Fig. 7.. Relative mRNA levels of hepatic enzymes involved in BA synthesis for male WT, Cyp7a1−/−, Cyp27a1−/−, and DKO mice with FXR activation.

Mice were treated with vehicle or a synthetic FXR agonist, GW4064. The expression of genes at mRNA levels was measured using RT q-PCR and normalized to β-actin mRNA levels, and graphed as relative mRNA ± 1 SD. An asterisk denotes a significant difference from WT vehicle treated mice, an octothorpe denotes a significant difference between vehicle and GW4064 treatments (P < 0.05).

Fig. 8.. Relative mRNA levels of ileal enzymes involved in BA transport and regulation for male WT, Cyp7a1−/−. Cyp27a1−/−, and DKO mice with FXR activation.

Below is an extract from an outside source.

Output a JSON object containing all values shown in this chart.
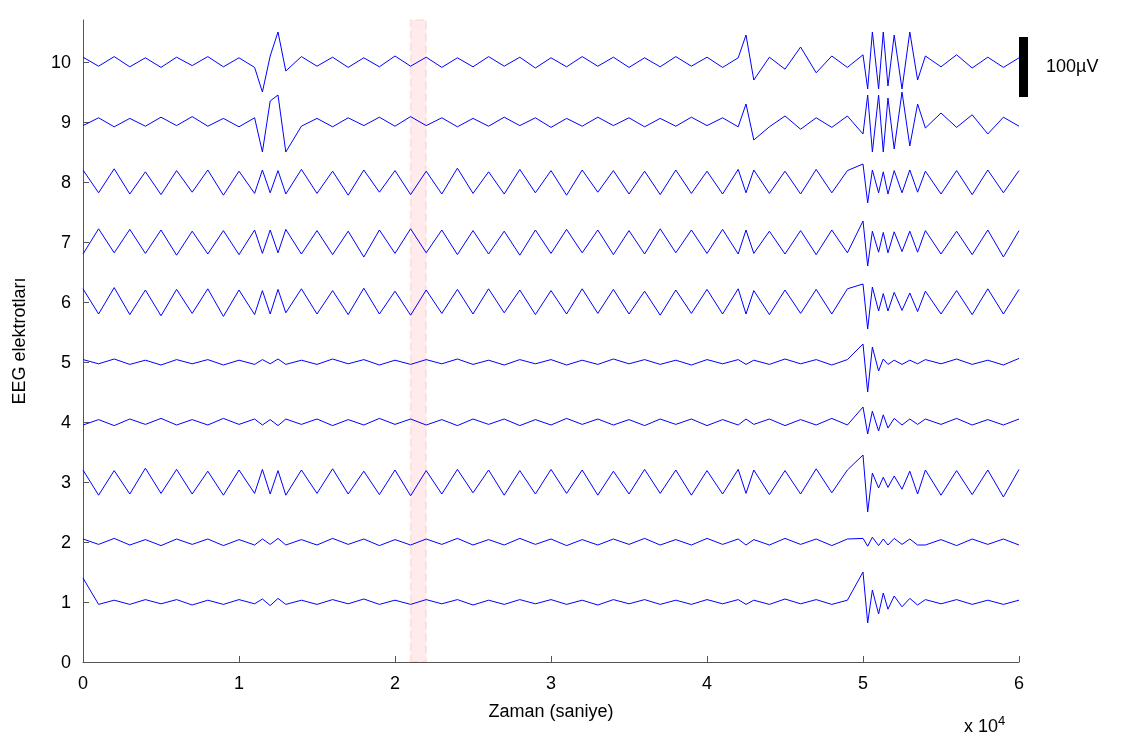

Mice were treated with vehicle or a synthetic FXR agonist, GW4064. The expression of genes at mRNA levels was measured using RT q-PCR and normalized to β-actin mRNA levels, and graphed as relative mRNA ± 1 SD. An asterisk denotes a significant difference from WT vehicle treated mice, an octothorpe denotes a significant difference between vehicle and GW4064 treatments (P < 0.05).